Sombrero ranchero y traje claro. Ese parecía ser el uniforme de los señores que se movían al ritmo del último domingo de la primavera de 1927. Domingo 19 de diciembre. Esa tardecita, Eduardo Cipollina bajó del taxi en Florida y Tucumán, en la puerta del distinguido edificio del Jockey Club.
El hombre había viajado desde el Hipódromo Argentino de Palermo (era el concesionario del restaurante), llevando un portafolio que no olvidó bajar cuando el automóvil se detuvo en el destino. Apoyó el maletín en el estribo del coche, del lado de la vereda, se acercó a la ventanilla del chofer -recordemos que en ese tiempo se manejaba a la inglesa-, tomó dinero de su saco y le pagó el importe que marcaba el aparato medidor (denominado taxímetro).
Acto seguido, Cipollina entró al Jockey, mientras que el portafolio, con 10 mil pesos, partía apoyado en el estribo del automóvil. El taxista no advirtió que transportaba la valiosa carga. Cuando el empresario gastronómico salió a la calle en persecución del coche, ya era tarde.
Diez mil pesos era una cifra considerable. Quince días en Mar del Plata, en diciembre, con pasajes de tren ida y vuelta en primera clase y hotel de pensión completa, costaban $150. Un traje en Harrods, $70. Un sombrero ranchero, bien a la moda, $6. Con los diez mil pesos de la valija, uno podía comprarse siete hectáreas en la localidad de Morón. Un juego de cama completo (como el que vemos en el aviso) se pagaba $800. Los zapatos de hombre, tenían un valor aproximado de $15, similar precio que las botas de mujer. ¿Un cero kilómetro? Entre dos mil quinientos y cuatro mil quinientos pesos. Sin duda, el maletín contenía un tesoro más que atractivo. Y viajaba en el estribo de un auto cuyo valor era menor que el de su inesperada carga.
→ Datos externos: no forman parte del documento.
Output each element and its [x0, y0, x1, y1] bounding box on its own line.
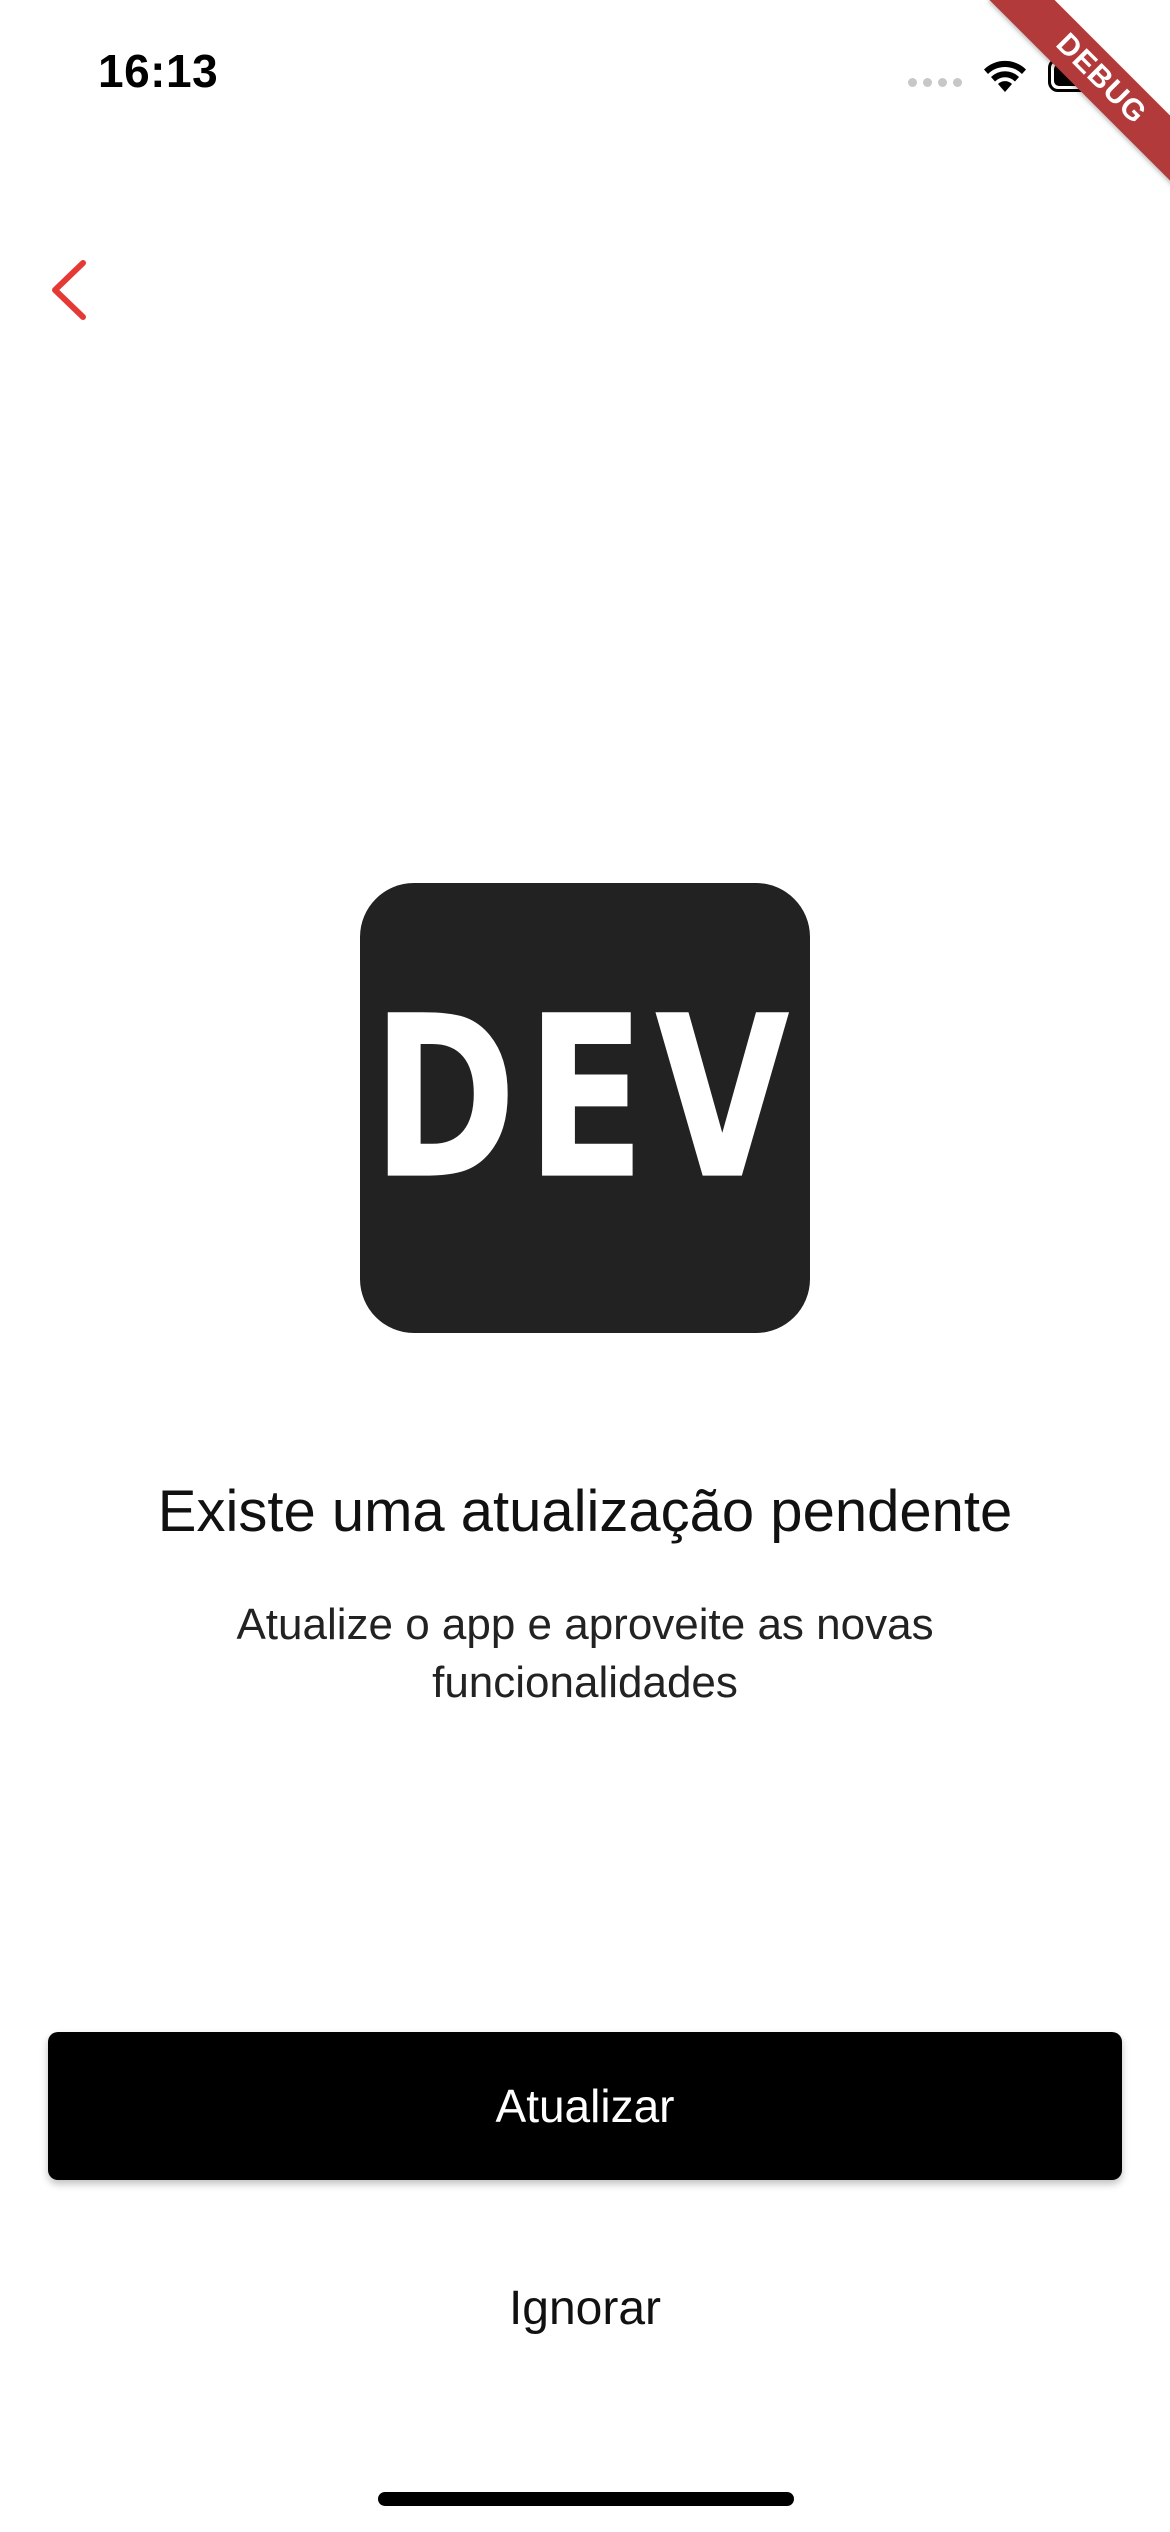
app-logo: DEV — [360, 883, 810, 1333]
status-icons — [908, 50, 1117, 100]
back-button[interactable] — [34, 250, 104, 330]
home-indicator — [378, 2492, 794, 2506]
dev-logo-mark: DEV — [372, 968, 799, 1229]
page-subtitle: Atualize o app e aproveite as novas func… — [236, 1600, 934, 1707]
status-bar: 16:13 — [0, 0, 1170, 150]
logo-text: DEV — [372, 968, 799, 1229]
cellular-signal-icon — [908, 77, 962, 87]
wifi-icon — [984, 60, 1026, 92]
update-button[interactable]: Atualizar — [48, 2032, 1122, 2180]
battery-icon — [1048, 58, 1117, 92]
ignore-button[interactable]: Ignorar — [435, 2268, 735, 2348]
status-time: 16:13 — [98, 45, 219, 97]
chevron-left-icon — [52, 260, 86, 320]
page-title: Existe uma atualização pendente — [157, 1479, 1013, 1544]
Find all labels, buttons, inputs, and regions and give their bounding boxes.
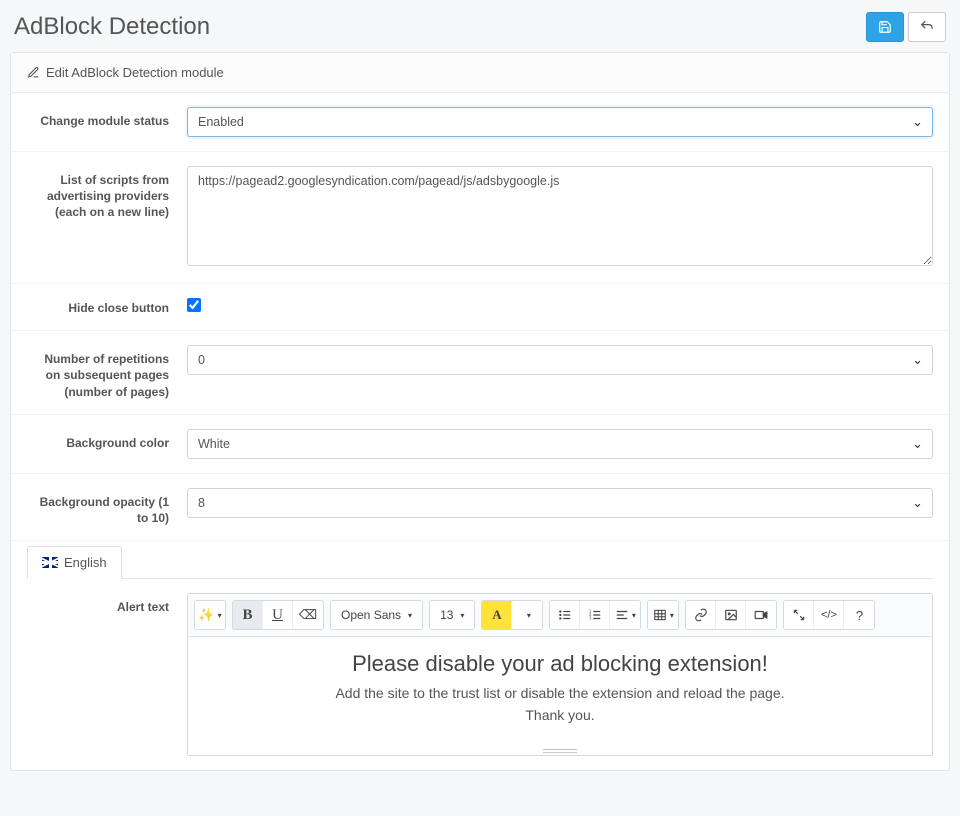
label-alert-text: Alert text xyxy=(27,593,187,755)
link-button[interactable] xyxy=(686,601,716,629)
underline-button[interactable]: U xyxy=(263,601,293,629)
tab-english-label: English xyxy=(64,555,107,570)
table-icon xyxy=(653,608,667,622)
bg-color-select[interactable]: White xyxy=(187,429,933,459)
bg-opacity-select[interactable]: 8 xyxy=(187,488,933,518)
editor-toolbar: ✨▾ B U ⌫ Open Sans▾ 13▾ xyxy=(188,594,932,637)
font-size-select[interactable]: 13▾ xyxy=(430,601,474,629)
alert-line2: Thank you. xyxy=(208,705,912,727)
fullscreen-button[interactable] xyxy=(784,601,814,629)
expand-icon xyxy=(792,608,806,622)
label-hide-close: Hide close button xyxy=(27,298,187,316)
font-family-label: Open Sans xyxy=(341,608,401,622)
settings-panel: Edit AdBlock Detection module Change mod… xyxy=(10,52,950,771)
panel-heading: Edit AdBlock Detection module xyxy=(11,53,949,93)
language-tabs: English xyxy=(11,545,949,578)
image-icon xyxy=(724,608,738,622)
panel-heading-text: Edit AdBlock Detection module xyxy=(46,65,224,80)
link-icon xyxy=(694,608,708,622)
scripts-textarea[interactable] xyxy=(187,166,933,266)
video-button[interactable] xyxy=(746,601,776,629)
code-icon: </> xyxy=(821,609,837,621)
editor-content[interactable]: Please disable your ad blocking extensio… xyxy=(188,637,932,754)
alert-heading: Please disable your ad blocking extensio… xyxy=(208,651,912,677)
question-icon: ? xyxy=(856,608,863,623)
repetitions-select[interactable]: 0 xyxy=(187,345,933,375)
font-size-label: 13 xyxy=(440,608,453,622)
header-actions xyxy=(866,12,946,42)
video-icon xyxy=(754,608,768,622)
save-button[interactable] xyxy=(866,12,904,42)
page-title: AdBlock Detection xyxy=(14,13,210,41)
back-button[interactable] xyxy=(908,12,946,42)
save-icon xyxy=(878,20,892,34)
magic-button[interactable]: ✨▾ xyxy=(195,601,225,629)
undo-arrow-icon xyxy=(920,20,934,34)
rich-text-editor: ✨▾ B U ⌫ Open Sans▾ 13▾ xyxy=(187,593,933,755)
text-color-button[interactable]: A xyxy=(482,601,512,629)
label-status: Change module status xyxy=(27,107,187,137)
ul-icon xyxy=(558,608,572,622)
tab-english[interactable]: English xyxy=(27,546,122,579)
align-button[interactable]: ▾ xyxy=(610,601,640,629)
table-button[interactable]: ▾ xyxy=(648,601,678,629)
pencil-icon xyxy=(27,66,40,79)
label-bg-opacity: Background opacity (1 to 10) xyxy=(27,488,187,526)
eraser-button[interactable]: ⌫ xyxy=(293,601,323,629)
label-repetitions: Number of repetitions on subsequent page… xyxy=(27,345,187,400)
label-scripts: List of scripts from advertising provide… xyxy=(27,166,187,269)
align-icon xyxy=(615,608,629,622)
hide-close-checkbox[interactable] xyxy=(187,298,201,312)
wand-icon: ✨ xyxy=(198,607,214,623)
bold-button[interactable]: B xyxy=(233,601,263,629)
flag-uk-icon xyxy=(42,557,58,568)
image-button[interactable] xyxy=(716,601,746,629)
code-view-button[interactable]: </> xyxy=(814,601,844,629)
resize-grip[interactable] xyxy=(543,749,577,753)
ordered-list-button[interactable]: 123 xyxy=(580,601,610,629)
label-bg-color: Background color xyxy=(27,429,187,459)
ol-icon: 123 xyxy=(588,608,602,622)
svg-text:3: 3 xyxy=(589,616,592,621)
unordered-list-button[interactable] xyxy=(550,601,580,629)
text-color-dropdown[interactable]: ▾ xyxy=(512,601,542,629)
eraser-icon: ⌫ xyxy=(299,607,317,623)
alert-line1: Add the site to the trust list or disabl… xyxy=(208,683,912,705)
status-select[interactable]: Enabled xyxy=(187,107,933,137)
help-button[interactable]: ? xyxy=(844,601,874,629)
font-family-select[interactable]: Open Sans▾ xyxy=(331,601,422,629)
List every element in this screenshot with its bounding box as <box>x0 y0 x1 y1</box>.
Sin nuevos pasajeros, el taxista se alejó del centro. Poco después de las ocho de una noche que comenzaba a asomar, el auto pasó por la esquina de Gaona (hoy Ángel Gallardo) e Hidalgo. El maletín de Cipollina cayó en la avenida, a metros de Antonio Sigimbosco (13 años), estudiante primario que trabajaba de canillita para costearse los estudios. El chico soltó los diarios, tomó el portafolio y empezó a correr. ¿En dirección a su casa por la calle Hidalgo? No, por Gaona, persiguiendo al taxi. Agotado por no poder alcanzarlo, frenó para descansar. Abrió el maletín, vio todos esos billetes, lo cerró y comenzó a correr. ¿Al taxi? No. ¿A su casa? Tampoco. Antonio salió disparado hacia la comisaría 11ª para contar lo que había ocurrido y entregarlo.
A través de una comunicación interna por telégrafo, las comisarías tomaron nota del hallazgo. El preocupado dueño del tesoro había denunciado la pérdida en la 1ª y desde allí le avisaron que había aparecido. A la medianoche ingresó a la comisaría 11ª, que en ese tiempo estaba frente al Parque Centenario. Recuperó la valija y agradeció a Antonio, hermano de Ofelia e hijo de Catalina, a quienes vemos en la foto junto al canillita. Cipollina le entregó su tarjeta personal y le pidió que fuera a verlo al Jockey Club, donde todo había empezado.
El lunes por la tarde, el joven acudió a la cita. Cipollina le dio un sobre con quinientos pesos en señal de agradecimiento. Por otra parte, las autoridades del Jockey Club le ofrecieron trabajo como ayudante del portero. Aclaremos que en aquel tiempo era habitual, y no estaba mal visto, sino todo lo contrario, que los niños trabajaran. Sigimbosco aceptó encantado.
La historia fue reproducida en los diarios de la época. También en la revista Billiken, quien lo premió con un reloj más una cadena de oro, y destacó su “ejemplar honradez”. A casi noventa años de aquellas jornadas, evocamos a Antonio Sigimbosco, el canillita que tuvo un tesoro en sus manos y lo devolvió.